Just a "random" thought while I was typing ...would be the implementation of ENas on vmax3 with it's random IO workload, lend itself to that of an OLTP workload? 

Thanks,

Tom

15 Posts

July 10th, 2017 09:00

Hi Tom,

I guess we could say that the problem with the database and application world is that like most worlds, it isn’t perfect. As such, you are correct by saying that an application that during the day behaves as an OLTP type, at night shifts to a batch/DSS like behavior. This happens due to natural business cycles where the operational systems’ data need to produce summary reports, run backups, or the data extracted, cleansed and sent to other systems such as Data Warehouses (DW), Business Intelligence (BI), OLAP, etc. The result is that the border between OLTP and DSS softens. When today I ask DBAs if their database is an OLTP or DSS the answer is most often – both!

There is another trend that soften the boundary, which is in-memory databases (IMDB). Being that IMDBs are very fast, they are often positioned as a single repository of data for both OLTP and DSS alike. I’m not a great believer in this trend since a true BI or DW indeed shows a DSS workload behavior (large data scans, sequential nature and so on), however, their *content* is not the same as the operational systems. It is often an aggregation and summary of data from multiple operational systems and requires some cleansing first (often data in different operational systems isn’t inserted in the same way, may include missing records, too detailed, etc.).

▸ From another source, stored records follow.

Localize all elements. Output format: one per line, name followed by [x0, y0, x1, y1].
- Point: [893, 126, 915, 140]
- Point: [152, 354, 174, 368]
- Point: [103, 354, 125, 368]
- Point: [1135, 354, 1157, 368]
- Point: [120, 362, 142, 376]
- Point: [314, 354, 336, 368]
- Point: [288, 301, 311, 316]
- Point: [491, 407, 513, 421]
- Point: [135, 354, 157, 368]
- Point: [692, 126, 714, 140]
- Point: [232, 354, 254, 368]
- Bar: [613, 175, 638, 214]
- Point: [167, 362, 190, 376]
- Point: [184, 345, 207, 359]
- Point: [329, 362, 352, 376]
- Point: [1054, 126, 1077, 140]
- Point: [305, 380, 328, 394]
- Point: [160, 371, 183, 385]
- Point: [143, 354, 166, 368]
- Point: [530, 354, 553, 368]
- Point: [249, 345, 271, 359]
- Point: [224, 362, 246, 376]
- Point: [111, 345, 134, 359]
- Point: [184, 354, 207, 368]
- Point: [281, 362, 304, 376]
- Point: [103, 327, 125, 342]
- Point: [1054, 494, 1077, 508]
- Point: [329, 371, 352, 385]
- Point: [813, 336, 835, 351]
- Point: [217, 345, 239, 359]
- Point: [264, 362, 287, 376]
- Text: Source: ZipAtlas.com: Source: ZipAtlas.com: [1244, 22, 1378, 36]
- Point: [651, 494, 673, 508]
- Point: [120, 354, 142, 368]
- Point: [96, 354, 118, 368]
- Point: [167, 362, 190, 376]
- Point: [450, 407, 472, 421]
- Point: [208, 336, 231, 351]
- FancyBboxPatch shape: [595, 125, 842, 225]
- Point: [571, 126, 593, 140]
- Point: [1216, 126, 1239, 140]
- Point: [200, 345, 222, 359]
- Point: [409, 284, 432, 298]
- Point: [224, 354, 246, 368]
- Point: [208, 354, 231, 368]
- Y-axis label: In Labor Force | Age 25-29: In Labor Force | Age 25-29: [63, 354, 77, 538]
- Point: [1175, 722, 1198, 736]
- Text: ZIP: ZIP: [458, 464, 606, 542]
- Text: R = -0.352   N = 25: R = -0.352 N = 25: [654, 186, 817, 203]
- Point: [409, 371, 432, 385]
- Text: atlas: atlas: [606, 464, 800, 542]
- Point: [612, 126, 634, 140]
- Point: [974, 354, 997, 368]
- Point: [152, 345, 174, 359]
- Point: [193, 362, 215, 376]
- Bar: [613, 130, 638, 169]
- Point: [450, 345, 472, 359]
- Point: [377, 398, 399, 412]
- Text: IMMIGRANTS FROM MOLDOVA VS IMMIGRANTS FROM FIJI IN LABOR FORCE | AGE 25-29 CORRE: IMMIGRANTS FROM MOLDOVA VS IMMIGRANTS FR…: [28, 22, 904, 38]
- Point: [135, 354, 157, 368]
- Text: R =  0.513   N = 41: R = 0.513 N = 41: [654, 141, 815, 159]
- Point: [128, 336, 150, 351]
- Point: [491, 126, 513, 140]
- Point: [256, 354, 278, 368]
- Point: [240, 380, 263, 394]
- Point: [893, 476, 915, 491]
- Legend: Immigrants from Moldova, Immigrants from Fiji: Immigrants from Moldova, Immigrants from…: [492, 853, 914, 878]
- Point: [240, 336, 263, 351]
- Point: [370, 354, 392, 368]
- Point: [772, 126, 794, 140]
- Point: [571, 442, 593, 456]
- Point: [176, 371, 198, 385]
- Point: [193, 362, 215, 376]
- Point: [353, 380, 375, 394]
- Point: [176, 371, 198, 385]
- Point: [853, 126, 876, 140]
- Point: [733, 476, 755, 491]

Regarding your question of treating transaction logs as DSS my take is that although like you said the logs are typically sequential write (and reads for archiving), we tend to use the terms DSS or OLTP for a whole database or application, and more often to the nature of how the data is being accessed, not so much the transaction logs. Still, you’re right if you only consider the access pattern per storage group.

Regarding eNAS on VMAX3/AF, we don’t necessarily distinguish between FC, iSCSI (block storage), or eNAS (file storage) as far as application type and leave it to the customer to decide how they want to access their data. You can find a white paper on VMAX3 with SQL Server and eNAS here.

To actually go back to what you asked about – “I was trying to identify examples of host apps/services that fall under the workload type of DSS.” I’m not an expert in this space to provide a list, however, if you’re interested, one approach is looking at Gartner’s “Magic Quadrant” (example here, just click on the image to magnify. The full report goes into more details though cost money). Or google the subject (here is one result I found). Since I didn’t read closely either of these two links, I just bring them as examples and not advocating their content However, note how they usually point to an application and no a database. If you dig deeper, some of these application use the same databases OLTP systems may use, and other have their own.

Thanks,
Yaron

11 Posts

July 10th, 2017 14:00

Good stuff Yaron. Many thanks!  Only thing I could have clarified better was from the VMAX3 frame perspective; NAS file systems are provisioned atop block luns, similar as to how we used to deploy Celerra gateways, whereas we'd provision block storage, mask it to the datamovers, then lay down NAS file systems.  With the ENAS container all on the vmax3, as well as the Virtual Datamovers, it's pretty much the same concept.  However since NAS "owns" the block storage, another DSS /OLTP blur comes into play.

The reason I bring that up, is that when trending performance for FAST, or defining workload types, an example like this might get somewhat blurry.  Was just wondering if anyone else did as well.  Kinda like pealing back the perverbial onion

Again, thanks for the reply and good info.